En esta lección, Napoleon Hill explica que
la riqueza (o la pobreza) nace ante todo de un hábito mental, incluso antes que del nivel de ingresos.
A través de la
Ley del Hábitat y la
Ley de la Atracción, el autor sostiene que lo que pensamos y hacemos cada día, especialmente en relación con el dinero, construye poco a poco nuestro destino financiero.
- Quienes cultivan la «conciencia de pobreza» (miedo a la pobreza, quejas continuas, vida por encima de sus posibilidades, deudas por lujos innecesarios) terminan atrapados en la esclavitud de la deuda, con pérdida de autoestima, oportunidades y libertad.
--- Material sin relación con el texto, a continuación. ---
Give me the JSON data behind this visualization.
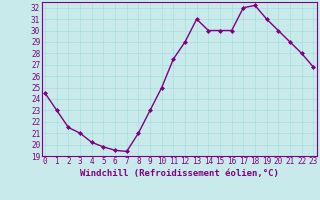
{
  "x": [
    0,
    1,
    2,
    3,
    4,
    5,
    6,
    7,
    8,
    9,
    10,
    11,
    12,
    13,
    14,
    15,
    16,
    17,
    18,
    19,
    20,
    21,
    22,
    23
  ],
  "y": [
    24.5,
    23.0,
    21.5,
    21.0,
    20.2,
    19.8,
    19.5,
    19.4,
    21.0,
    23.0,
    25.0,
    27.5,
    29.0,
    31.0,
    30.0,
    30.0,
    30.0,
    32.0,
    32.2,
    31.0,
    30.0,
    29.0,
    28.0,
    26.8
  ],
  "line_color": "#800080",
  "marker": "D",
  "marker_size": 2.0,
  "linewidth": 1.0,
  "xlabel": "Windchill (Refroidissement éolien,°C)",
  "xlabel_fontsize": 6.5,
  "ylabel": "",
  "title": "",
  "xlim": [
    -0.3,
    23.3
  ],
  "ylim": [
    19,
    32.5
  ],
  "yticks": [
    19,
    20,
    21,
    22,
    23,
    24,
    25,
    26,
    27,
    28,
    29,
    30,
    31,
    32
  ],
  "xticks": [
    0,
    1,
    2,
    3,
    4,
    5,
    6,
    7,
    8,
    9,
    10,
    11,
    12,
    13,
    14,
    15,
    16,
    17,
    18,
    19,
    20,
    21,
    22,
    23
  ],
  "grid_color": "#a8dede",
  "bg_color": "#c8eaea",
  "tick_color": "#800080",
  "tick_fontsize": 5.5,
  "xlabel_color": "#800080",
  "spine_color": "#800080"
}
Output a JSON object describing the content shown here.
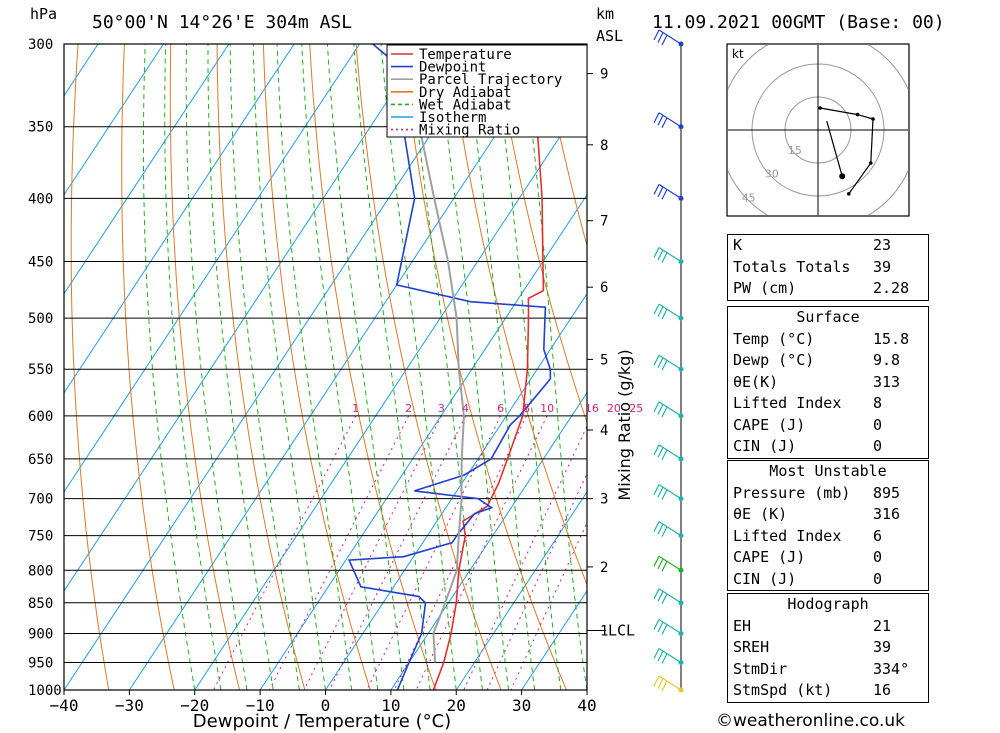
{
  "header": {
    "pressure_unit": "hPa",
    "location": "50°00'N  14°26'E  304m  ASL",
    "height_unit_top": "km",
    "height_unit_bottom": "ASL",
    "datetime": "11.09.2021  00GMT  (Base: 00)"
  },
  "footer": {
    "copyright": "©weatheronline.co.uk"
  },
  "chart_data": {
    "type": "line",
    "subtype": "skew-T log-P diagram",
    "xlabel": "Dewpoint / Temperature (°C)",
    "ylabel": "hPa",
    "xlim": [
      -40,
      40
    ],
    "x_ticks": [
      -40,
      -30,
      -20,
      -10,
      0,
      10,
      20,
      30,
      40
    ],
    "p_ticks": [
      300,
      350,
      400,
      450,
      500,
      550,
      600,
      650,
      700,
      750,
      800,
      850,
      900,
      950,
      1000
    ],
    "height_km_ticks": [
      {
        "label": "9",
        "p": 317
      },
      {
        "label": "8",
        "p": 362
      },
      {
        "label": "7",
        "p": 417
      },
      {
        "label": "6",
        "p": 472
      },
      {
        "label": "5",
        "p": 540
      },
      {
        "label": "4",
        "p": 616
      },
      {
        "label": "3",
        "p": 700
      },
      {
        "label": "2",
        "p": 795
      },
      {
        "label": "1",
        "p": 895
      }
    ],
    "lcl_label": "LCL",
    "lcl_p": 895,
    "mixing_ratio_axis_label": "Mixing Ratio (g/kg)",
    "mixing_ratio_values": [
      "1",
      "2",
      "3",
      "4",
      "6",
      "8",
      "10",
      "16",
      "20",
      "25"
    ],
    "legend_position": "top-right",
    "series": [
      {
        "name": "Temperature",
        "color": "#e03030",
        "points": [
          [
            1000,
            16.5
          ],
          [
            950,
            15.3
          ],
          [
            900,
            13.5
          ],
          [
            850,
            11.2
          ],
          [
            800,
            8.3
          ],
          [
            750,
            5.8
          ],
          [
            730,
            4.0
          ],
          [
            710,
            6.2
          ],
          [
            700,
            6.0
          ],
          [
            680,
            5.6
          ],
          [
            650,
            4.5
          ],
          [
            600,
            2.5
          ],
          [
            550,
            -1.5
          ],
          [
            500,
            -6.5
          ],
          [
            482,
            -8.5
          ],
          [
            475,
            -7.0
          ],
          [
            450,
            -10.0
          ],
          [
            400,
            -16.5
          ],
          [
            350,
            -24.5
          ],
          [
            300,
            -33.0
          ]
        ]
      },
      {
        "name": "Dewpoint",
        "color": "#2040d0",
        "points": [
          [
            1000,
            11.0
          ],
          [
            950,
            10.0
          ],
          [
            900,
            9.0
          ],
          [
            850,
            6.5
          ],
          [
            840,
            4.8
          ],
          [
            825,
            -5.0
          ],
          [
            785,
            -9.5
          ],
          [
            780,
            -1.5
          ],
          [
            760,
            4.5
          ],
          [
            750,
            4.5
          ],
          [
            720,
            5.0
          ],
          [
            712,
            7.0
          ],
          [
            700,
            4.0
          ],
          [
            690,
            -6.5
          ],
          [
            670,
            -0.5
          ],
          [
            650,
            2.0
          ],
          [
            610,
            1.5
          ],
          [
            600,
            2.0
          ],
          [
            560,
            3.0
          ],
          [
            550,
            2.0
          ],
          [
            530,
            -1.0
          ],
          [
            490,
            -5.0
          ],
          [
            485,
            -17.0
          ],
          [
            470,
            -30.0
          ],
          [
            400,
            -36.0
          ],
          [
            350,
            -45.0
          ],
          [
            310,
            -53.0
          ],
          [
            300,
            -58.0
          ]
        ]
      },
      {
        "name": "Parcel Trajectory",
        "color": "#a0a0a0",
        "points": [
          [
            950,
            14.0
          ],
          [
            900,
            10.8
          ],
          [
            850,
            9.5
          ],
          [
            800,
            8.0
          ],
          [
            750,
            4.8
          ],
          [
            700,
            1.5
          ],
          [
            650,
            -2.5
          ],
          [
            600,
            -6.5
          ],
          [
            550,
            -12.0
          ],
          [
            500,
            -17.5
          ],
          [
            450,
            -24.5
          ],
          [
            400,
            -33.0
          ],
          [
            350,
            -42.5
          ],
          [
            300,
            -54.0
          ]
        ]
      },
      {
        "name": "Dry Adiabat",
        "color": "#e07828"
      },
      {
        "name": "Wet Adiabat",
        "color": "#20b020"
      },
      {
        "name": "Isotherm",
        "color": "#20a0e0"
      },
      {
        "name": "Mixing Ratio",
        "color": "#d02080"
      }
    ],
    "wind_barbs": [
      {
        "p": 300,
        "color": "#2040d0"
      },
      {
        "p": 350,
        "color": "#2040d0"
      },
      {
        "p": 400,
        "color": "#2040d0"
      },
      {
        "p": 450,
        "color": "#20b0b0"
      },
      {
        "p": 500,
        "color": "#20b0b0"
      },
      {
        "p": 550,
        "color": "#20b0b0"
      },
      {
        "p": 600,
        "color": "#20b0b0"
      },
      {
        "p": 650,
        "color": "#20b0b0"
      },
      {
        "p": 700,
        "color": "#20b0b0"
      },
      {
        "p": 750,
        "color": "#20b0b0"
      },
      {
        "p": 800,
        "color": "#20b020"
      },
      {
        "p": 850,
        "color": "#20b0b0"
      },
      {
        "p": 900,
        "color": "#20b0b0"
      },
      {
        "p": 950,
        "color": "#20b0b0"
      },
      {
        "p": 1000,
        "color": "#e8c830"
      }
    ],
    "hodograph": {
      "unit_label": "kt",
      "ring_labels": [
        "15",
        "30",
        "45"
      ],
      "trace": [
        [
          0.5,
          5.0
        ],
        [
          9.0,
          3.5
        ],
        [
          12.5,
          2.5
        ],
        [
          12.0,
          -7.5
        ],
        [
          7.0,
          -14.5
        ]
      ],
      "storm_motion": [
        5.5,
        -10.5
      ]
    }
  },
  "indices": [
    {
      "label": "K",
      "value": "23"
    },
    {
      "label": "Totals Totals",
      "value": "39"
    },
    {
      "label": "PW (cm)",
      "value": "2.28"
    }
  ],
  "surface": {
    "title": "Surface",
    "rows": [
      {
        "label": "Temp (°C)",
        "value": "15.8"
      },
      {
        "label": "Dewp (°C)",
        "value": "9.8"
      },
      {
        "label": "θE(K)",
        "value": "313"
      },
      {
        "label": "Lifted Index",
        "value": "8"
      },
      {
        "label": "CAPE (J)",
        "value": "0"
      },
      {
        "label": "CIN (J)",
        "value": "0"
      }
    ]
  },
  "most_unstable": {
    "title": "Most Unstable",
    "rows": [
      {
        "label": "Pressure (mb)",
        "value": "895"
      },
      {
        "label": "θE (K)",
        "value": "316"
      },
      {
        "label": "Lifted Index",
        "value": "6"
      },
      {
        "label": "CAPE (J)",
        "value": "0"
      },
      {
        "label": "CIN (J)",
        "value": "0"
      }
    ]
  },
  "hodograph_stats": {
    "title": "Hodograph",
    "rows": [
      {
        "label": "EH",
        "value": "21"
      },
      {
        "label": "SREH",
        "value": "39"
      },
      {
        "label": "StmDir",
        "value": "334°"
      },
      {
        "label": "StmSpd (kt)",
        "value": "16"
      }
    ]
  }
}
- Por el contrario, la «conciencia de prosperidad» se desarrolla con un Definite Chief Aim (un objetivo claro de cuánto se quiere ganar y ahorrar) y con la formación sistemática del hábito del ahorro: apartar una parte fija de cada ingreso, por pequeño que sea, de forma disciplinada y constante.
Hill muestra cómo la
deuda es un «carcelero» que mina el carácter, la salud y las relaciones, mientras que el
ahorro no solo sirve para crear un fondo de seguridad, sino que se convierte en una escuela de carácter: requiere autocontrol, valentía, sentido de la responsabilidad y visión de futuro.
La lección está salpicada de ejemplos concretos (quienes ganaron una fortuna y la gastaron toda, y quienes, en cambio, con pequeños ahorros, aprovecharon grandes oportunidades de negocio) para reiterar un punto central:
casi todas las grandes fortunas comienzan con un simple hábito:
ahorrar regularmente una parte de los ingresos.